Following the rules and regulations of your parole may sometimes feel like a burden, but many prisoners dream of one day making parole. These guidelines exist in part to help you readjust to life outside prison and to improve yourself. The tips in this article will help parolees understand what to expect and how to navigate your parole.

General Parole Compliance

Comply With All Conditions of Your Parole

Carefully observe the General and Special Conditions of your Parole. If there are any conditions that you do not understand, ask your parole agent to explain them to you. Don’t try to test or beat the system; you will not come out on top. You must meet and follow these predetermined conditions to maintain your parole status.

Your parole will likely place you on a curfew. Make certain to comply with your curfews as repeated curfew violations reflect poorly on your record. Aside from substance abuse, curfew is the most common violation parole agents see.

Ankle Tether Tips

If you’re required to wear a GPS tether, keep in mind that MDOC Control will contact you intermittently regarding tether compliance. When this occurs, be courteous with the caller regardless of when they call. It’s entirely possible, if not likely, that you will receive these calls in the middle of the night.
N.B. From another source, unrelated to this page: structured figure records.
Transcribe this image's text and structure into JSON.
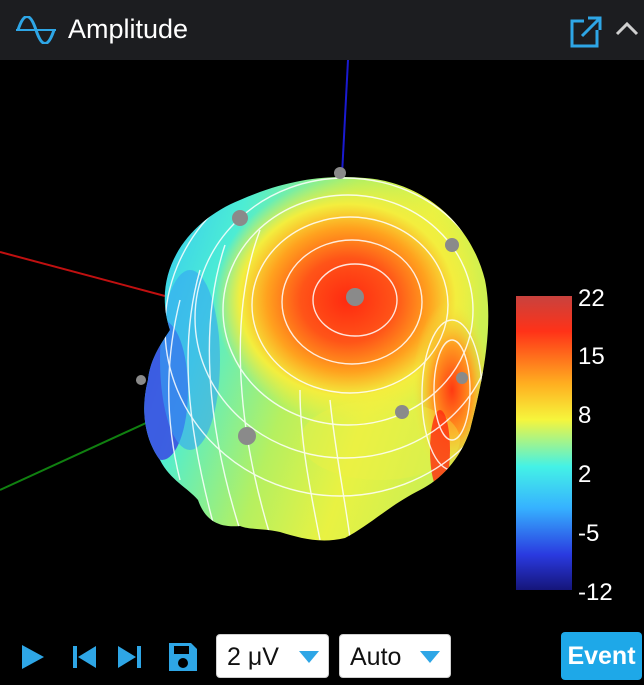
{
  "window": {
    "title": "Amplitude",
    "icon": "waveform-icon",
    "popout_icon": "external-link-icon",
    "collapse_icon": "chevron-up-icon"
  },
  "colorbar": {
    "labels": [
      "22",
      "15",
      "8",
      "2",
      "-5",
      "-12"
    ],
    "min": -12,
    "max": 22,
    "colors": [
      "#c83a3a",
      "#ff3b14",
      "#ffc21e",
      "#f6f53c",
      "#3ef0ec",
      "#3da8ff",
      "#2633d6",
      "#1a1a8c"
    ]
  },
  "toolbar": {
    "play_icon": "play-icon",
    "prev_icon": "skip-previous-icon",
    "next_icon": "skip-next-icon",
    "save_icon": "save-icon",
    "scale_select": "2 μV",
    "mode_select": "Auto",
    "event_label": "Event",
    "accent": "#1ea8e8"
  },
  "axes": {
    "z_color": "#1a1ad0",
    "x_color": "#c01010",
    "y_color": "#108010"
  }
}
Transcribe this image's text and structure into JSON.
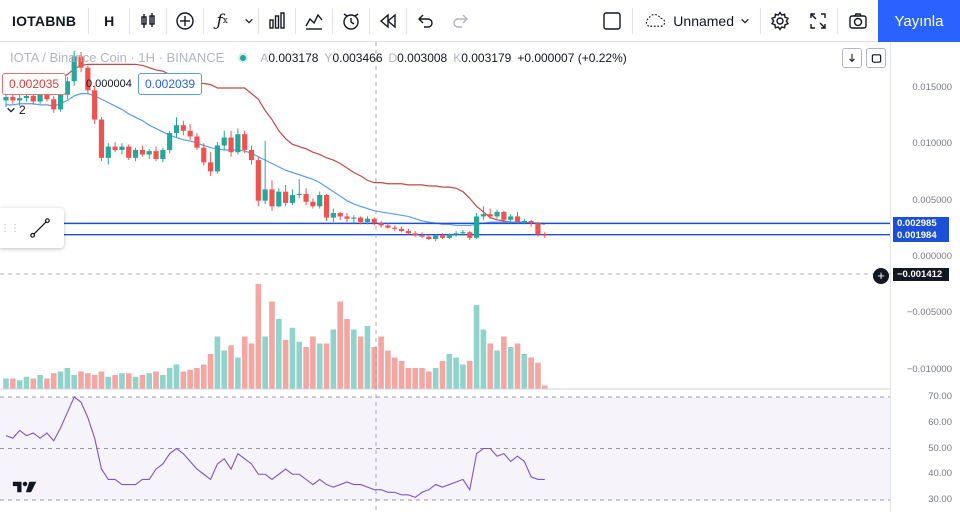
{
  "toolbar": {
    "symbol": "IOTABNB",
    "interval": "H",
    "icons": [
      "candle-chart-icon",
      "add-compare-icon",
      "indicators-icon",
      "chevron-down-icon",
      "templates-icon",
      "line-chart-icon",
      "alert-icon",
      "replay-icon",
      "undo-icon",
      "redo-icon"
    ],
    "layout_name": "Unnamed",
    "publish_label": "Yayınla"
  },
  "legend": {
    "title": "IOTA / Binance Coin · 1H · BINANCE",
    "open_key": "A",
    "open": "0.003178",
    "high_key": "Y",
    "high": "0.003466",
    "low_key": "D",
    "low": "0.003008",
    "close_key": "K",
    "close": "0.003179",
    "change": "+0.000007 (+0.22%)"
  },
  "indicators": {
    "red_value": "0.002035",
    "small_value": "0.000004",
    "blue_value": "0.002039",
    "collapsed_count": "2"
  },
  "price_axis": {
    "ticks": [
      "0.015000",
      "0.010000",
      "0.005000",
      "0.000000",
      "−0.005000",
      "−0.010000"
    ],
    "labels": {
      "blue_upper": "0.002985",
      "blue_lower": "0.001984",
      "crosshair": "−0.001412"
    },
    "rsi_ticks": [
      "70.00",
      "60.00",
      "50.00",
      "40.00",
      "30.00"
    ]
  },
  "colors": {
    "up": "#26a69a",
    "down": "#ef5350",
    "up_vol": "#8fd3cb",
    "down_vol": "#f4a6a3",
    "ma_red": "#c94646",
    "ma_blue": "#5b9cf6",
    "rsi": "#7e57c2",
    "hline": "#1c4fd8"
  },
  "chart_data": {
    "type": "candlestick",
    "title": "IOTA / Binance Coin · 1H · BINANCE",
    "yrange": [
      -0.0125,
      0.018
    ],
    "candles": [
      [
        0.0139,
        0.0147,
        0.0133,
        0.0142
      ],
      [
        0.0142,
        0.0146,
        0.0136,
        0.0139
      ],
      [
        0.0139,
        0.0144,
        0.0134,
        0.0141
      ],
      [
        0.0141,
        0.0147,
        0.0138,
        0.0143
      ],
      [
        0.0143,
        0.0145,
        0.0135,
        0.0138
      ],
      [
        0.0138,
        0.0145,
        0.0136,
        0.0144
      ],
      [
        0.0144,
        0.0148,
        0.0138,
        0.014
      ],
      [
        0.014,
        0.0143,
        0.0128,
        0.0131
      ],
      [
        0.0131,
        0.0147,
        0.0129,
        0.0144
      ],
      [
        0.0144,
        0.016,
        0.014,
        0.0156
      ],
      [
        0.0156,
        0.0183,
        0.0152,
        0.0178
      ],
      [
        0.0178,
        0.0182,
        0.0164,
        0.0168
      ],
      [
        0.0168,
        0.017,
        0.0145,
        0.0148
      ],
      [
        0.0148,
        0.0152,
        0.0118,
        0.0122
      ],
      [
        0.0122,
        0.0124,
        0.0085,
        0.0088
      ],
      [
        0.0088,
        0.0101,
        0.0082,
        0.0098
      ],
      [
        0.0098,
        0.0102,
        0.0093,
        0.0095
      ],
      [
        0.0095,
        0.0101,
        0.0091,
        0.0098
      ],
      [
        0.0098,
        0.01,
        0.0086,
        0.0088
      ],
      [
        0.0088,
        0.0097,
        0.0085,
        0.0095
      ],
      [
        0.0095,
        0.0099,
        0.0089,
        0.0091
      ],
      [
        0.0091,
        0.0096,
        0.0087,
        0.0094
      ],
      [
        0.0094,
        0.0098,
        0.0085,
        0.0087
      ],
      [
        0.0087,
        0.0097,
        0.0084,
        0.0095
      ],
      [
        0.0095,
        0.0112,
        0.0092,
        0.011
      ],
      [
        0.011,
        0.0124,
        0.0106,
        0.0117
      ],
      [
        0.0117,
        0.0121,
        0.0108,
        0.0112
      ],
      [
        0.0112,
        0.0118,
        0.0104,
        0.0107
      ],
      [
        0.0107,
        0.011,
        0.0095,
        0.0097
      ],
      [
        0.0097,
        0.0101,
        0.0081,
        0.0084
      ],
      [
        0.0084,
        0.0093,
        0.0072,
        0.0076
      ],
      [
        0.0076,
        0.0102,
        0.0074,
        0.0099
      ],
      [
        0.0099,
        0.0112,
        0.0095,
        0.0106
      ],
      [
        0.0106,
        0.0112,
        0.0089,
        0.0093
      ],
      [
        0.0093,
        0.0114,
        0.0091,
        0.0109
      ],
      [
        0.0109,
        0.0112,
        0.0092,
        0.0095
      ],
      [
        0.0095,
        0.0099,
        0.0082,
        0.0086
      ],
      [
        0.0086,
        0.0089,
        0.0045,
        0.005
      ],
      [
        0.005,
        0.0103,
        0.0047,
        0.006
      ],
      [
        0.006,
        0.0068,
        0.0041,
        0.0045
      ],
      [
        0.0045,
        0.0061,
        0.0044,
        0.0058
      ],
      [
        0.0058,
        0.0064,
        0.0045,
        0.0048
      ],
      [
        0.0048,
        0.006,
        0.0046,
        0.0055
      ],
      [
        0.0055,
        0.0069,
        0.0052,
        0.0056
      ],
      [
        0.0056,
        0.0061,
        0.0046,
        0.0049
      ],
      [
        0.0049,
        0.0052,
        0.0043,
        0.0045
      ],
      [
        0.0045,
        0.0058,
        0.0043,
        0.0055
      ],
      [
        0.0055,
        0.0056,
        0.0032,
        0.0035
      ],
      [
        0.0035,
        0.0043,
        0.0031,
        0.0039
      ],
      [
        0.0039,
        0.004,
        0.0033,
        0.0036
      ],
      [
        0.0036,
        0.0039,
        0.0031,
        0.0034
      ],
      [
        0.0034,
        0.0037,
        0.003,
        0.0035
      ],
      [
        0.0035,
        0.0036,
        0.0029,
        0.0031
      ],
      [
        0.0031,
        0.0036,
        0.0029,
        0.0034
      ],
      [
        0.0034,
        0.0035,
        0.0028,
        0.003
      ],
      [
        0.003,
        0.0032,
        0.0026,
        0.0028
      ],
      [
        0.0028,
        0.003,
        0.0025,
        0.0026
      ],
      [
        0.0026,
        0.0028,
        0.0023,
        0.0025
      ],
      [
        0.0025,
        0.0027,
        0.0022,
        0.0023
      ],
      [
        0.0023,
        0.0025,
        0.002,
        0.0021
      ],
      [
        0.0021,
        0.0023,
        0.0018,
        0.0019
      ],
      [
        0.0019,
        0.0022,
        0.0017,
        0.0018
      ],
      [
        0.0018,
        0.002,
        0.0015,
        0.0016
      ],
      [
        0.0016,
        0.002,
        0.0014,
        0.0019
      ],
      [
        0.0019,
        0.0021,
        0.0016,
        0.0017
      ],
      [
        0.0017,
        0.0021,
        0.0016,
        0.002
      ],
      [
        0.002,
        0.0023,
        0.0018,
        0.0021
      ],
      [
        0.0021,
        0.0024,
        0.0019,
        0.0022
      ],
      [
        0.0022,
        0.0023,
        0.0015,
        0.0017
      ],
      [
        0.0017,
        0.0039,
        0.0016,
        0.0036
      ],
      [
        0.0036,
        0.0045,
        0.0033,
        0.0038
      ],
      [
        0.0038,
        0.0043,
        0.0034,
        0.0036
      ],
      [
        0.0036,
        0.0042,
        0.0034,
        0.004
      ],
      [
        0.004,
        0.0041,
        0.0031,
        0.0033
      ],
      [
        0.0033,
        0.0038,
        0.0031,
        0.0036
      ],
      [
        0.0036,
        0.004,
        0.003,
        0.0031
      ],
      [
        0.0031,
        0.0034,
        0.0029,
        0.0032
      ],
      [
        0.0032,
        0.0033,
        0.0027,
        0.003
      ],
      [
        0.003,
        0.0031,
        0.0018,
        0.002
      ],
      [
        0.002,
        0.0022,
        0.0017,
        0.0019
      ]
    ],
    "ma_red": [
      0.015,
      0.015,
      0.015,
      0.015,
      0.015,
      0.015,
      0.015,
      0.015,
      0.0158,
      0.0162,
      0.0167,
      0.017,
      0.0171,
      0.0171,
      0.0171,
      0.0171,
      0.0171,
      0.0171,
      0.0171,
      0.0171,
      0.017,
      0.0168,
      0.0166,
      0.0165,
      0.0162,
      0.016,
      0.0158,
      0.0156,
      0.0155,
      0.0154,
      0.0153,
      0.015,
      0.015,
      0.015,
      0.015,
      0.015,
      0.0145,
      0.014,
      0.013,
      0.0122,
      0.0112,
      0.0105,
      0.01,
      0.0098,
      0.0096,
      0.0093,
      0.0091,
      0.0088,
      0.0086,
      0.0083,
      0.0079,
      0.0075,
      0.0072,
      0.0068,
      0.0066,
      0.0066,
      0.0065,
      0.0065,
      0.0065,
      0.0064,
      0.0064,
      0.0064,
      0.0063,
      0.0063,
      0.0062,
      0.0062,
      0.0061,
      0.0058,
      0.0052,
      0.0045,
      0.004,
      0.0035,
      0.0033,
      0.0032,
      0.0031,
      0.0031,
      0.0031,
      0.003,
      0.003,
      0.003
    ],
    "ma_blue": [
      0.0135,
      0.0135,
      0.0136,
      0.0136,
      0.0136,
      0.0135,
      0.0135,
      0.0134,
      0.0136,
      0.0139,
      0.0143,
      0.0145,
      0.0145,
      0.0143,
      0.014,
      0.0137,
      0.0134,
      0.0131,
      0.0127,
      0.0124,
      0.0121,
      0.0117,
      0.0114,
      0.0111,
      0.0108,
      0.0106,
      0.0104,
      0.0103,
      0.0101,
      0.0099,
      0.0097,
      0.0096,
      0.0095,
      0.0095,
      0.0095,
      0.0094,
      0.0092,
      0.0089,
      0.0086,
      0.0083,
      0.008,
      0.0077,
      0.0075,
      0.0073,
      0.0071,
      0.0069,
      0.0066,
      0.0062,
      0.0058,
      0.0054,
      0.005,
      0.0047,
      0.0045,
      0.0043,
      0.0041,
      0.004,
      0.0039,
      0.0038,
      0.0037,
      0.0036,
      0.0034,
      0.0032,
      0.0031,
      0.003,
      0.0029,
      0.0029,
      0.0028,
      0.0028,
      0.0028,
      0.0029,
      0.003,
      0.0031,
      0.0031,
      0.0031,
      0.0031,
      0.0031,
      0.0031,
      0.003,
      0.003,
      0.0029
    ],
    "volumes": [
      6,
      6,
      5,
      7,
      6,
      8,
      6,
      9,
      10,
      12,
      8,
      10,
      9,
      8,
      10,
      7,
      8,
      9,
      9,
      7,
      8,
      9,
      10,
      8,
      12,
      14,
      10,
      11,
      12,
      14,
      20,
      30,
      22,
      25,
      18,
      30,
      26,
      60,
      30,
      50,
      40,
      28,
      35,
      27,
      24,
      30,
      26,
      26,
      34,
      50,
      40,
      34,
      30,
      36,
      24,
      30,
      22,
      18,
      16,
      12,
      12,
      12,
      10,
      12,
      16,
      20,
      18,
      14,
      16,
      48,
      34,
      26,
      22,
      30,
      24,
      26,
      20,
      18,
      15,
      2
    ],
    "rsi": [
      55,
      54,
      57,
      55,
      56,
      54,
      56,
      53,
      58,
      64,
      70,
      68,
      62,
      54,
      42,
      38,
      38,
      36,
      36,
      36,
      38,
      38,
      42,
      44,
      48,
      50,
      48,
      45,
      42,
      40,
      38,
      44,
      46,
      42,
      48,
      46,
      44,
      40,
      40,
      38,
      40,
      42,
      40,
      40,
      38,
      36,
      38,
      36,
      35,
      36,
      37,
      36,
      36,
      35,
      34,
      34,
      33,
      33,
      32,
      32,
      31,
      33,
      34,
      36,
      35,
      36,
      37,
      38,
      34,
      48,
      50,
      50,
      47,
      48,
      45,
      47,
      45,
      39,
      38,
      38
    ],
    "horizontal_lines": [
      0.002985,
      0.001984
    ]
  }
}
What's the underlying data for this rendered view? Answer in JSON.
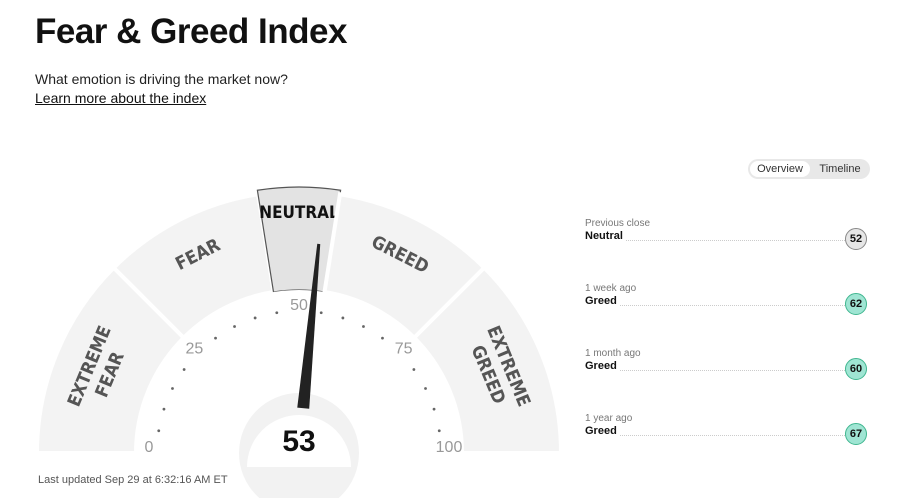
{
  "header": {
    "title": "Fear & Greed Index",
    "subtitle": "What emotion is driving the market now?",
    "learn_more": "Learn more about the index"
  },
  "gauge": {
    "value": 53,
    "current_rating": "Neutral",
    "segments": [
      {
        "label": [
          "EXTREME",
          "FEAR"
        ],
        "from": 0,
        "to": 25
      },
      {
        "label": [
          "FEAR"
        ],
        "from": 25,
        "to": 45
      },
      {
        "label": [
          "NEUTRAL"
        ],
        "from": 45,
        "to": 55,
        "active": true
      },
      {
        "label": [
          "GREED"
        ],
        "from": 55,
        "to": 75
      },
      {
        "label": [
          "EXTREME",
          "GREED"
        ],
        "from": 75,
        "to": 100
      }
    ],
    "ticks": [
      "0",
      "25",
      "50",
      "75",
      "100"
    ],
    "last_updated": "Last updated Sep 29 at 6:32:16 AM ET"
  },
  "colors": {
    "segment": "#f3f3f3",
    "active_segment": "#e3e3e3",
    "needle": "#222222",
    "greed_badge": "#9fe5d3",
    "neutral_badge": "#e6e6e6"
  },
  "toggle": {
    "overview": "Overview",
    "timeline": "Timeline",
    "selected": "Overview"
  },
  "history": [
    {
      "label": "Previous close",
      "rating": "Neutral",
      "value": "52",
      "badge": "neutral"
    },
    {
      "label": "1 week ago",
      "rating": "Greed",
      "value": "62",
      "badge": "greed"
    },
    {
      "label": "1 month ago",
      "rating": "Greed",
      "value": "60",
      "badge": "greed"
    },
    {
      "label": "1 year ago",
      "rating": "Greed",
      "value": "67",
      "badge": "greed"
    }
  ]
}
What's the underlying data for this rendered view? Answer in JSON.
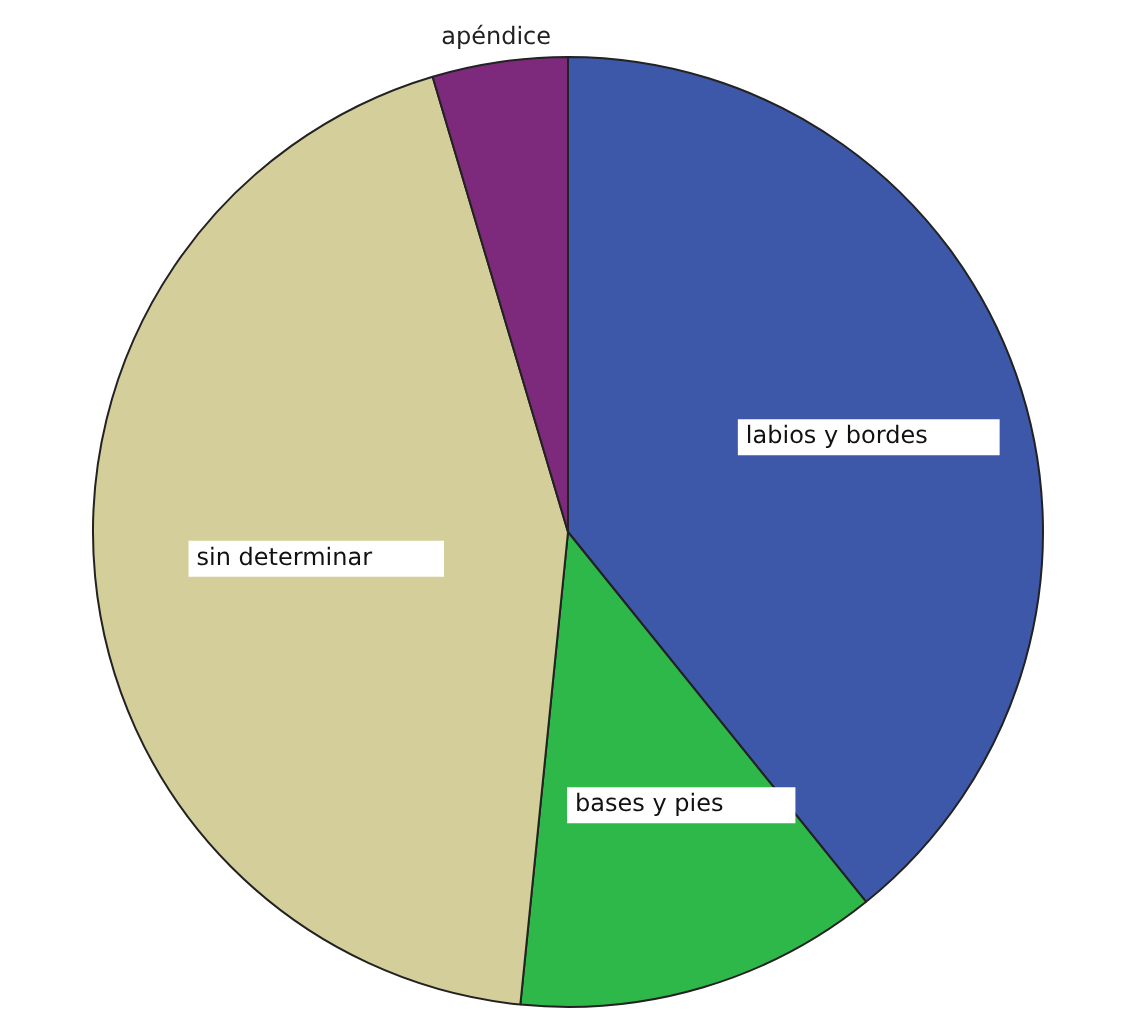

Parolees with ankle monitors may feel self-conscious about the GPS tether. Although it is important to always remember that you are wearing a tether, it is not necessary to advertise this fact. If you feel the need, you can buy several pairs of high, loosely-knit socks, often called “slouch socks,” to cover your tether.

Tips for Sexual Misconduct Parolees

The law requires parolees with criminal sexual conduct charges to register on the public sex offender register. If this applies to you, register as soon as possible, preferably on the first day of the month during which you are required to register. If you have any major life changes, like obtaining a new job or moving, report the changes to the register in a timely fashion. It is crucial to adhere to all restrictions and requirements.

Parole Agent Relations

Always communicate readily, clearly, and most importantly, honestly with your parole agent. Develop a rapport with them based on your openness, honesty and compliance. Beyond helping you maintain your parole status, a positive agent relationship is helpful if you ever need to make a special request.

If you suffer a relapse or do something that could violate your parole, visit your parole agent in-person. Be upfront about your behavior and ask for help if you need it. Your parole officer is just as interested in your success as you are, and they can refer you to helpful resources if you need them.

Remember, always be honest and forthright with your parole officer. Honesty is definitely the best policy.

Readjusting to the World Outside

Readjusting to life outside of prison takes time, but it’s entirely possible to find your place. As a rough guideline, think about it as one month of readjustment for every year of your incarceration. For example, if you were down for five years, expect that it’ll take around 5-6 months to get comfortable with living on the outside. This number is different for everyone, so if it takes more time to acclimate don’t feel discouraged. You’ll get there when you’re ready, but here are a few things that may help the process.

Create a Routine

Developing a daily routine and maintaining it can help make your life predictable and decrease some of your anxiety. If you have required classes or workshops, be sure to attend them and do the work. Not only are these designed to help you acclimate and improve yourself, but the class’ facilitator is part of your parole review team. Course participation and expressing interest in the class can help you win your instructor’s support.

Maintain Any Religious Practices

If you’re religious, continue to practice your religion and attend services regularly. Your religious community can provide you with help and encouragement. Share your life situation with your pastor or another religious leader and look to community members for support when you need it.

Strive to Stay Positive

In difficult moments, it may seem like the MDOC is all about punishment. Dwelling on this type of thinking is not helpful and will have a negative effect. Turn your focus on being a good citizen. Remember that the end goal is self-improvement and rehabilitation.

Being granted parole means you’ve already demonstrated your ability to conduct yourself well. You’ve shown improvement, initiative and independence. It’s a responsibility that you’ve earned, so strive to maintain dignity and self-control. Even if it sometimes feels like a burden, try to keep in mind that parole is a privilege and an amazing opportunity.

Once you’ve successfully completed your parole, celebrate responsibly with loved ones. Even when your parole is over, continue to exhibit the same prosocial traits and self-discipline that you did while on parole. You’ll build a successful life on the outside.